La bonne nouvelle, c’est qu’il n’avait aucun animal.
En revenant dans la cuisine, il constata qu’Antoine, Maude et Rachel étaient en train de se séparer les tâches.
— Vous pourriez m’attendre.
— On pensait que tu t’occuperais du salon, avança Maude.
— On pourrait faire ça en binôme, ça serait moins rushant.
— T’as raison, lança Antoine.
Maude et Christophe attaquèrent le salon.
En somme, il n’y avait pas grand-chose à récupérer : quelques livres, la télévision et une trentaine de Blu-ray.
Christophe s’occupa rapidement d’aller porter la télévision dans son camion.
Pendant ce temps-là, Maude avait fini de débrancher le modem et les différents petits appareils.
Elle remplissait des boîtes avec les coffrets, livres et autres babioles qu’ils iraient porter dans un point de collecte.
Maude jetait constamment un œil vers la chambre de Fred, où Antoine était installé avec Rachel.
Quand Christophe revint, il remarqua qu’elle les espionnait.
— T’aurais dû le dire que tu voulais être en équipe avec lui.
— J’ai pas eu le temps, t’as dit : “Maude et moi, on s’occupe du salon.”
— Je pensais que tu trouverais ça moins pénible.
— J’ai pas besoin d’être protégée, Chris.
— T’es fragile.
— T’es frère poule.
Pendant ce temps-là, dans la chambre, Antoine remplissait un sac avec les vêtements du garde-robe.

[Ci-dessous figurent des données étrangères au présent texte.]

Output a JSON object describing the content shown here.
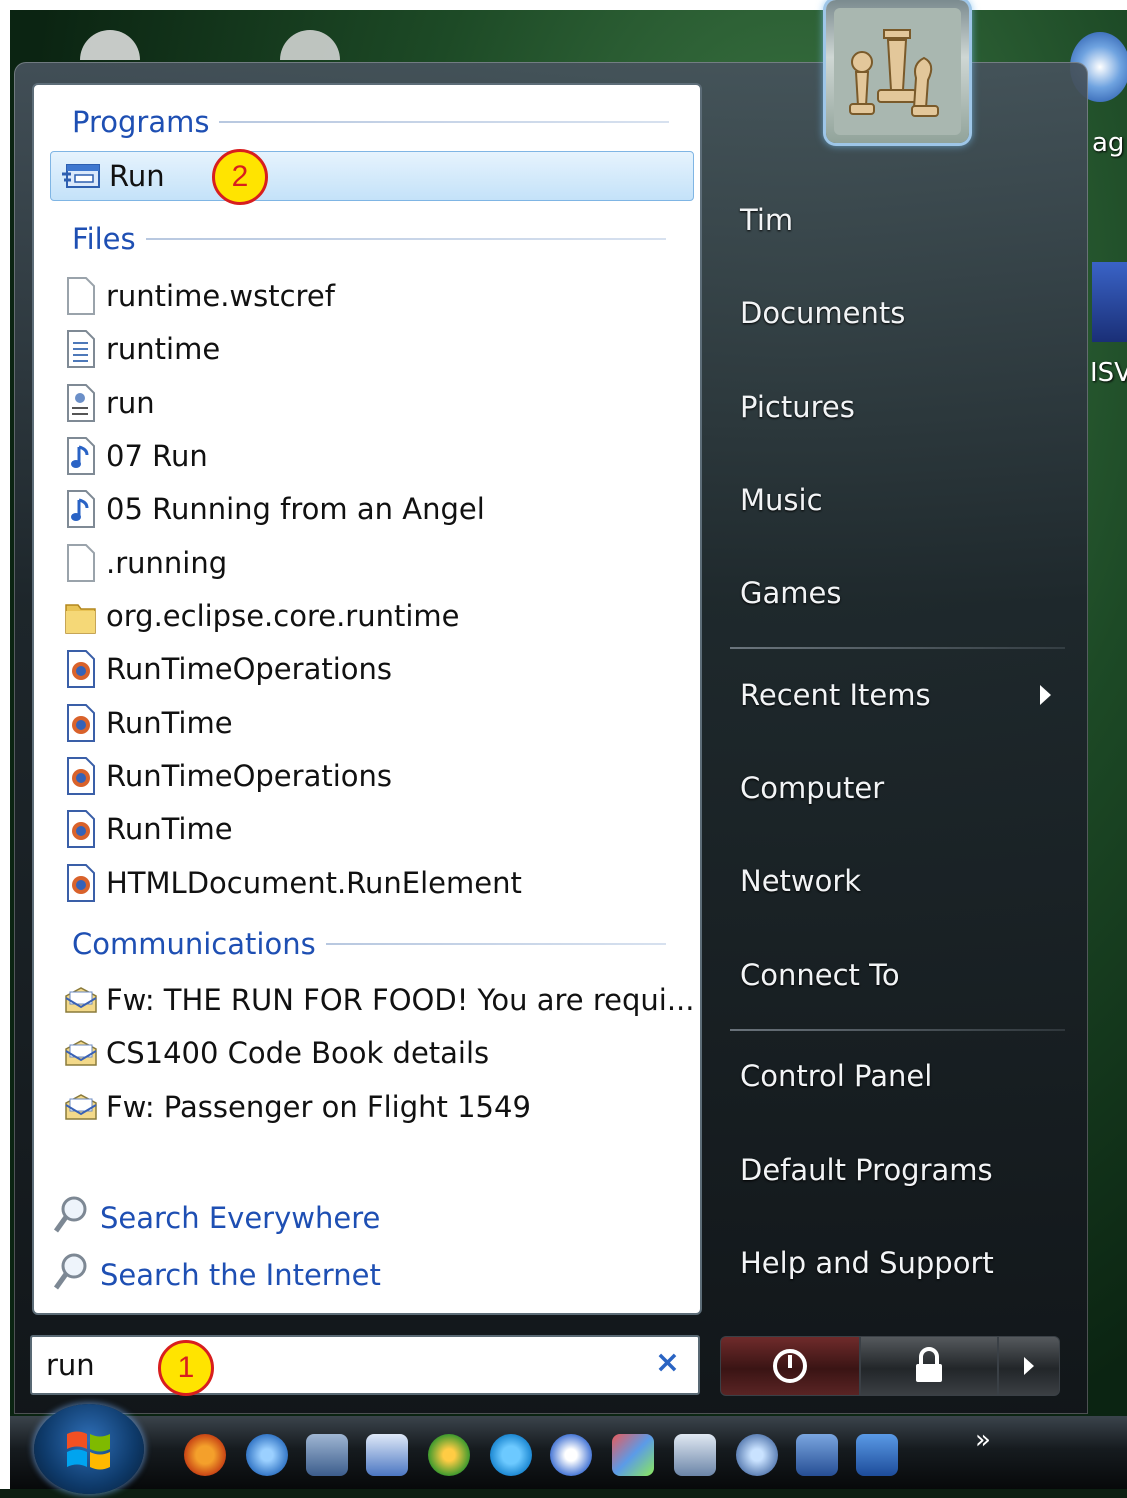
{
  "search": {
    "query": "run",
    "clear_glyph": "×"
  },
  "programs": {
    "header": "Programs",
    "items": [
      {
        "label": "Run",
        "icon": "run-dialog-icon"
      }
    ]
  },
  "files": {
    "header": "Files",
    "items": [
      {
        "label": "runtime.wstcref",
        "icon": "blank-file-icon"
      },
      {
        "label": "runtime",
        "icon": "text-file-icon"
      },
      {
        "label": "run",
        "icon": "script-file-icon"
      },
      {
        "label": "07 Run",
        "icon": "music-file-icon"
      },
      {
        "label": "05 Running from an Angel",
        "icon": "music-file-icon"
      },
      {
        "label": ".running",
        "icon": "blank-file-icon"
      },
      {
        "label": "org.eclipse.core.runtime",
        "icon": "folder-icon"
      },
      {
        "label": "RunTimeOperations",
        "icon": "firefox-document-icon"
      },
      {
        "label": "RunTime",
        "icon": "firefox-document-icon"
      },
      {
        "label": "RunTimeOperations",
        "icon": "firefox-document-icon"
      },
      {
        "label": "RunTime",
        "icon": "firefox-document-icon"
      },
      {
        "label": "HTMLDocument.RunElement",
        "icon": "firefox-document-icon"
      }
    ]
  },
  "communications": {
    "header": "Communications",
    "items": [
      {
        "label": "Fw: THE RUN FOR FOOD! You are requi...",
        "icon": "email-icon"
      },
      {
        "label": "CS1400 Code Book details",
        "icon": "email-icon"
      },
      {
        "label": "Fw: Passenger on Flight 1549",
        "icon": "email-icon"
      }
    ]
  },
  "search_links": {
    "everywhere": "Search Everywhere",
    "internet": "Search the Internet"
  },
  "right_pane": {
    "items": [
      "Tim",
      "Documents",
      "Pictures",
      "Music",
      "Games",
      "Recent Items",
      "Computer",
      "Network",
      "Connect To",
      "Control Panel",
      "Default Programs",
      "Help and Support"
    ]
  },
  "badges": {
    "step1": "1",
    "step2": "2"
  },
  "desktop": {
    "label_top": "ag",
    "label_mid": "ISV"
  },
  "taskbar": {
    "more_glyph": "»"
  },
  "colors": {
    "link_blue": "#1e4fb3",
    "highlight": "#c4e2f9",
    "badge_yellow": "#ffe400",
    "badge_red": "#d81e1e"
  }
}
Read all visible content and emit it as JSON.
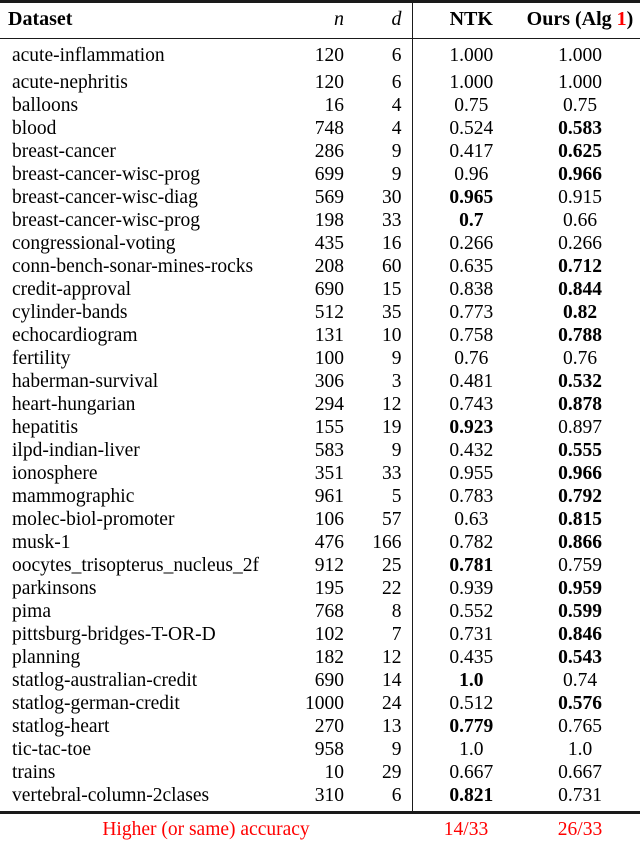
{
  "table": {
    "columns": [
      {
        "key": "dataset",
        "label": "Dataset",
        "align": "left",
        "style": "bold"
      },
      {
        "key": "n",
        "label": "n",
        "align": "right",
        "style": "italic"
      },
      {
        "key": "d",
        "label": "d",
        "align": "right",
        "style": "italic"
      },
      {
        "key": "ntk",
        "label": "NTK",
        "align": "center",
        "style": "bold"
      },
      {
        "key": "ours",
        "label": "Ours (Alg 1)",
        "align": "center",
        "style": "bold"
      }
    ],
    "header": {
      "dataset": "Dataset",
      "n": "n",
      "d": "d",
      "ntk": "NTK",
      "ours_prefix": "Ours (Alg ",
      "ours_alg_number": "1",
      "ours_suffix": ")"
    },
    "rows": [
      {
        "dataset": "acute-inflammation",
        "n": "120",
        "d": "6",
        "ntk": "1.000",
        "ntk_bold": false,
        "ours": "1.000",
        "ours_bold": false
      },
      {
        "dataset": "acute-nephritis",
        "n": "120",
        "d": "6",
        "ntk": "1.000",
        "ntk_bold": false,
        "ours": "1.000",
        "ours_bold": false
      },
      {
        "dataset": "balloons",
        "n": "16",
        "d": "4",
        "ntk": "0.75",
        "ntk_bold": false,
        "ours": "0.75",
        "ours_bold": false
      },
      {
        "dataset": "blood",
        "n": "748",
        "d": "4",
        "ntk": "0.524",
        "ntk_bold": false,
        "ours": "0.583",
        "ours_bold": true
      },
      {
        "dataset": "breast-cancer",
        "n": "286",
        "d": "9",
        "ntk": "0.417",
        "ntk_bold": false,
        "ours": "0.625",
        "ours_bold": true
      },
      {
        "dataset": "breast-cancer-wisc-prog",
        "n": "699",
        "d": "9",
        "ntk": "0.96",
        "ntk_bold": false,
        "ours": "0.966",
        "ours_bold": true
      },
      {
        "dataset": "breast-cancer-wisc-diag",
        "n": "569",
        "d": "30",
        "ntk": "0.965",
        "ntk_bold": true,
        "ours": "0.915",
        "ours_bold": false
      },
      {
        "dataset": "breast-cancer-wisc-prog",
        "n": "198",
        "d": "33",
        "ntk": "0.7",
        "ntk_bold": true,
        "ours": "0.66",
        "ours_bold": false
      },
      {
        "dataset": "congressional-voting",
        "n": "435",
        "d": "16",
        "ntk": "0.266",
        "ntk_bold": false,
        "ours": "0.266",
        "ours_bold": false
      },
      {
        "dataset": "conn-bench-sonar-mines-rocks",
        "n": "208",
        "d": "60",
        "ntk": "0.635",
        "ntk_bold": false,
        "ours": "0.712",
        "ours_bold": true
      },
      {
        "dataset": "credit-approval",
        "n": "690",
        "d": "15",
        "ntk": "0.838",
        "ntk_bold": false,
        "ours": "0.844",
        "ours_bold": true
      },
      {
        "dataset": "cylinder-bands",
        "n": "512",
        "d": "35",
        "ntk": "0.773",
        "ntk_bold": false,
        "ours": "0.82",
        "ours_bold": true
      },
      {
        "dataset": "echocardiogram",
        "n": "131",
        "d": "10",
        "ntk": "0.758",
        "ntk_bold": false,
        "ours": "0.788",
        "ours_bold": true
      },
      {
        "dataset": "fertility",
        "n": "100",
        "d": "9",
        "ntk": "0.76",
        "ntk_bold": false,
        "ours": "0.76",
        "ours_bold": false
      },
      {
        "dataset": "haberman-survival",
        "n": "306",
        "d": "3",
        "ntk": "0.481",
        "ntk_bold": false,
        "ours": "0.532",
        "ours_bold": true
      },
      {
        "dataset": "heart-hungarian",
        "n": "294",
        "d": "12",
        "ntk": "0.743",
        "ntk_bold": false,
        "ours": "0.878",
        "ours_bold": true
      },
      {
        "dataset": "hepatitis",
        "n": "155",
        "d": "19",
        "ntk": "0.923",
        "ntk_bold": true,
        "ours": "0.897",
        "ours_bold": false
      },
      {
        "dataset": "ilpd-indian-liver",
        "n": "583",
        "d": "9",
        "ntk": "0.432",
        "ntk_bold": false,
        "ours": "0.555",
        "ours_bold": true
      },
      {
        "dataset": "ionosphere",
        "n": "351",
        "d": "33",
        "ntk": "0.955",
        "ntk_bold": false,
        "ours": "0.966",
        "ours_bold": true
      },
      {
        "dataset": "mammographic",
        "n": "961",
        "d": "5",
        "ntk": "0.783",
        "ntk_bold": false,
        "ours": "0.792",
        "ours_bold": true
      },
      {
        "dataset": "molec-biol-promoter",
        "n": "106",
        "d": "57",
        "ntk": "0.63",
        "ntk_bold": false,
        "ours": "0.815",
        "ours_bold": true
      },
      {
        "dataset": "musk-1",
        "n": "476",
        "d": "166",
        "ntk": "0.782",
        "ntk_bold": false,
        "ours": "0.866",
        "ours_bold": true
      },
      {
        "dataset": "oocytes_trisopterus_nucleus_2f",
        "n": "912",
        "d": "25",
        "ntk": "0.781",
        "ntk_bold": true,
        "ours": "0.759",
        "ours_bold": false
      },
      {
        "dataset": "parkinsons",
        "n": "195",
        "d": "22",
        "ntk": "0.939",
        "ntk_bold": false,
        "ours": "0.959",
        "ours_bold": true
      },
      {
        "dataset": "pima",
        "n": "768",
        "d": "8",
        "ntk": "0.552",
        "ntk_bold": false,
        "ours": "0.599",
        "ours_bold": true
      },
      {
        "dataset": "pittsburg-bridges-T-OR-D",
        "n": "102",
        "d": "7",
        "ntk": "0.731",
        "ntk_bold": false,
        "ours": "0.846",
        "ours_bold": true
      },
      {
        "dataset": "planning",
        "n": "182",
        "d": "12",
        "ntk": "0.435",
        "ntk_bold": false,
        "ours": "0.543",
        "ours_bold": true
      },
      {
        "dataset": "statlog-australian-credit",
        "n": "690",
        "d": "14",
        "ntk": "1.0",
        "ntk_bold": true,
        "ours": "0.74",
        "ours_bold": false
      },
      {
        "dataset": "statlog-german-credit",
        "n": "1000",
        "d": "24",
        "ntk": "0.512",
        "ntk_bold": false,
        "ours": "0.576",
        "ours_bold": true
      },
      {
        "dataset": "statlog-heart",
        "n": "270",
        "d": "13",
        "ntk": "0.779",
        "ntk_bold": true,
        "ours": "0.765",
        "ours_bold": false
      },
      {
        "dataset": "tic-tac-toe",
        "n": "958",
        "d": "9",
        "ntk": "1.0",
        "ntk_bold": false,
        "ours": "1.0",
        "ours_bold": false
      },
      {
        "dataset": "trains",
        "n": "10",
        "d": "29",
        "ntk": "0.667",
        "ntk_bold": false,
        "ours": "0.667",
        "ours_bold": false
      },
      {
        "dataset": "vertebral-column-2clases",
        "n": "310",
        "d": "6",
        "ntk": "0.821",
        "ntk_bold": true,
        "ours": "0.731",
        "ours_bold": false
      }
    ],
    "footer": {
      "label": "Higher (or same) accuracy",
      "ntk": "14/33",
      "ours": "26/33"
    },
    "colors": {
      "text": "#000000",
      "highlight": "#ff0000",
      "rule": "#1a1a1a",
      "background": "#ffffff"
    }
  }
}
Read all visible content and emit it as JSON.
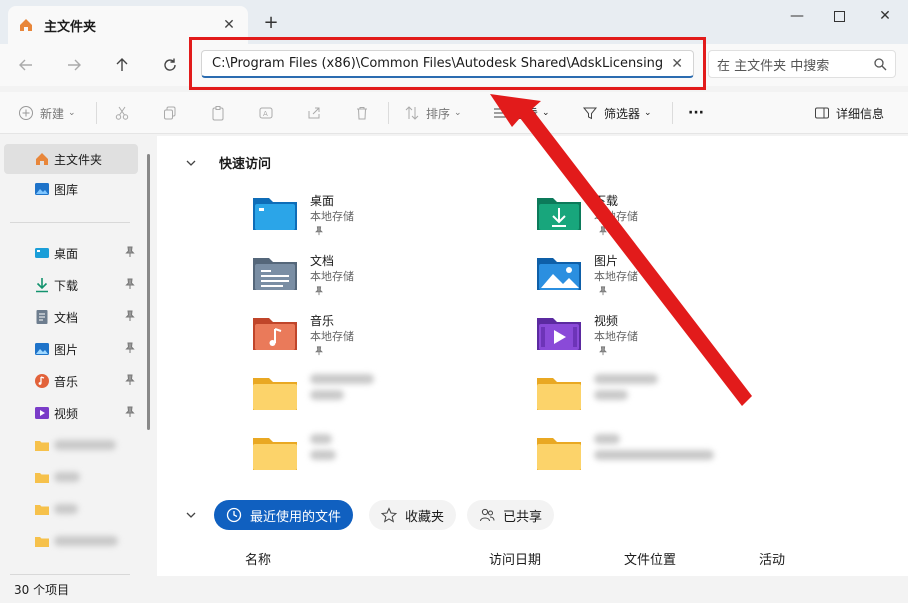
{
  "tabs": [
    {
      "label": "主文件夹"
    }
  ],
  "address": {
    "path": "C:\\Program Files (x86)\\Common Files\\Autodesk Shared\\AdskLicensing"
  },
  "search": {
    "placeholder": "在 主文件夹 中搜索"
  },
  "toolbar": {
    "new_label": "新建",
    "sort_label": "排序",
    "view_label": "查看",
    "filter_label": "筛选器",
    "more_label": "···",
    "details_label": "详细信息"
  },
  "sidebar": {
    "top": [
      {
        "label": "主文件夹",
        "icon": "home-icon"
      },
      {
        "label": "图库",
        "icon": "gallery-icon"
      }
    ],
    "pinned": [
      {
        "label": "桌面",
        "icon": "desktop-icon"
      },
      {
        "label": "下载",
        "icon": "download-icon"
      },
      {
        "label": "文档",
        "icon": "document-icon"
      },
      {
        "label": "图片",
        "icon": "pictures-icon"
      },
      {
        "label": "音乐",
        "icon": "music-icon"
      },
      {
        "label": "视频",
        "icon": "video-icon"
      }
    ]
  },
  "quick_access": {
    "title": "快速访问",
    "items": [
      {
        "name": "桌面",
        "sub": "本地存储"
      },
      {
        "name": "下载",
        "sub": "本地存储"
      },
      {
        "name": "文档",
        "sub": "本地存储"
      },
      {
        "name": "图片",
        "sub": "本地存储"
      },
      {
        "name": "音乐",
        "sub": "本地存储"
      },
      {
        "name": "视频",
        "sub": "本地存储"
      }
    ]
  },
  "recent": {
    "tabs": [
      {
        "label": "最近使用的文件"
      },
      {
        "label": "收藏夹"
      },
      {
        "label": "已共享"
      }
    ],
    "columns": [
      "名称",
      "访问日期",
      "文件位置",
      "活动"
    ]
  },
  "status": {
    "count": "30 个项目"
  },
  "colors": {
    "accent": "#1060c0",
    "highlight": "#e21b1b"
  }
}
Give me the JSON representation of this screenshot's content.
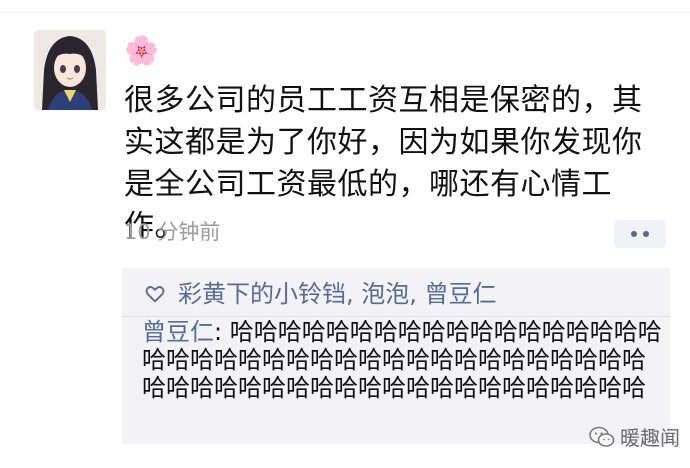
{
  "post": {
    "username_emoji": "🌸",
    "text": "很多公司的员工工资互相是保密的，其实这都是为了你好，因为如果你发现你是全公司工资最低的，哪还有心情工作。",
    "timestamp": "10 分钟前"
  },
  "likes": {
    "names": "彩黄下的小铃铛, 泡泡, 曾豆仁"
  },
  "comment": {
    "author": "曾豆仁",
    "separator": ": ",
    "text": "哈哈哈哈哈哈哈哈哈哈哈哈哈哈哈哈哈哈哈哈哈哈哈哈哈哈哈哈哈哈哈哈哈哈哈哈哈哈哈哈哈哈哈哈哈哈哈哈哈哈哈哈哈哈哈哈哈哈哈哈"
  },
  "watermark": {
    "text": "暖趣闻"
  },
  "colors": {
    "link": "#566b96",
    "timestamp": "#9c9c9c",
    "comment_bg": "#f3f3f5"
  }
}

Rachel s’occupait des tiroirs.
Elle y allait machinalement, sans trop d’émotion.
Elle fit une pause en prenant un pantalon dans le dernier tiroir.
— J’l’avais magasiné avec lui, ce pantalon-là.
— Toujours trouvé que ça fitait pas avec le reste de son linge.
— Y voulait rien savoir de l’porter, mais il voulait me faire plaisir.
— J’le comprends.
— Toi aussi, t’aimerais me faire plaisir ?
— Pas ici, Rachel…
Ils finirent de vider la chambre et allèrent porter les sacs dans le camion de Christophe.
En remontant, ils se dirigèrent vers la cuisine.
Christophe et Maude les y attendaient, assis à table.
Christophe proposa qu’on se dépêche à vider les armoires et le frigidaire pour ne pas s’éterniser, rappelant que les déménageurs de l’Armée du Salut passeraient le lendemain matin.
Rachel tournait en rond.
Elle finit par ouvrir le frigidaire et prendre des bières, en offrant une à tout le monde.
Christophe refusa avec véhémence.
— Cibole, Rachel, un peu de respect.
— C’est pas comme s’il pouvait les boire.
— T’as aucun respect pour rien. Respecter les morts, ça te dit rien ?
— C’est moi qui les ai achetées y a un mois.
— Vous vous voyiez souvent, coudonc ?
— Bin oui. Fuck friend, c’est un terme que tu connais ?
— Toi pis Fred ? Ark.
— C’est déjà mieux que toi pis personne.
— Va chier.
Il se dirigea vers l’armoire et commença à remplir une boîte avec les cannages et emballages de pâtes sans gluten.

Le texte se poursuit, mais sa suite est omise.